Face-biter may have ingested ‘caustic’ chemicals from garage, sheriff says

The college student caught biting a victim’s face after stabbing and beating the man and his wife to death in a random attack may have ingested “caustic” chemicals from the couple’s garage, Martin County Sheriff Snyder said.

(FOX)- Snyder told news outlets that Austin Harrouff, 19, remains in critical but stable condition at a West Palm Beach hospital a week after the attack that killed John Stevens, 59, and Michelle Mishcon, 53, outside their home near Jupiter. Harrouff was taken into custody Aug 15.

Snyder has said he will be arrested on two counts of first-degree murder and one count of attempted murder as soon as he’s released from the hospital.

“It’s a typical garage, so there were solvents,” he told the Palm Beach Post. “There were things he could have consumed and that first night at the hospital, the hospital speculated based on what they were seeing in his body fluids, that perhaps he had ingested something caustic from the garage.”
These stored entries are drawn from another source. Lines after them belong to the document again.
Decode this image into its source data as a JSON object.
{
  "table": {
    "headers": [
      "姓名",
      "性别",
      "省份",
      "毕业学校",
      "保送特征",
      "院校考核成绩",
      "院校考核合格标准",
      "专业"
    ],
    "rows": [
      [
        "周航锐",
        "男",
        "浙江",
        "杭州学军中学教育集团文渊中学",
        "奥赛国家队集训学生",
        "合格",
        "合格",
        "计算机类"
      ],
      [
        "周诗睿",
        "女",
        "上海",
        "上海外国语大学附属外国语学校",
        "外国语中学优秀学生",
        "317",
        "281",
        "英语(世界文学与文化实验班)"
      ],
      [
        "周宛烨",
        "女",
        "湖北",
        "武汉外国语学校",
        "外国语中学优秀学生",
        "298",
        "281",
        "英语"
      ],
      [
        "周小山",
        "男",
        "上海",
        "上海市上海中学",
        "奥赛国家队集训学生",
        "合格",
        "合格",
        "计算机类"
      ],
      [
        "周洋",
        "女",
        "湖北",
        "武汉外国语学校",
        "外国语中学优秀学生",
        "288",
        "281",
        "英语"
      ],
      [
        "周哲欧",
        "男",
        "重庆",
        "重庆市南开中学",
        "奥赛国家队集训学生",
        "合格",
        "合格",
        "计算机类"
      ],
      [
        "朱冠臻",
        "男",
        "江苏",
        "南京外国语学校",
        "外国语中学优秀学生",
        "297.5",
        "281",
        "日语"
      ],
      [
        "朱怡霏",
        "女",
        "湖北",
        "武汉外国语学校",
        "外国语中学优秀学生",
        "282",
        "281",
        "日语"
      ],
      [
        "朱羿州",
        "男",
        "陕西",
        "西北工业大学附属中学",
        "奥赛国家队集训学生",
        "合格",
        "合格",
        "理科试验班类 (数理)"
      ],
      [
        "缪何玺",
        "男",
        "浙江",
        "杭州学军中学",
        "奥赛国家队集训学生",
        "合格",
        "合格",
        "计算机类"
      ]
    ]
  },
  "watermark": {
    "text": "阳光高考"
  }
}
The FBI is running tests to determine whether Harrouff, who had finished his first year at Florida State University and was home for the summer, was under the influence of either bath salts or a drug called flakka, both of which have been linked to violent outbursts. But Snyder said there were no traces of street drugs — including cocaine, marijuana and methamphetamine — in Harrouff’s system immediately after the attacks.

The toxicology reports will provide “a big piece of the unknown,” Snyder said.

What investigators do know is that Harrouff was having dinner with his parents about four miles from the couple’s house. Video surveillance from the restaurant shows him calmly walking out about 45 minutes before the attacks. Investigators said he apparently had words with his parents. His mother later reported him missing, telling police he had been acting strangely for about a week before the attack.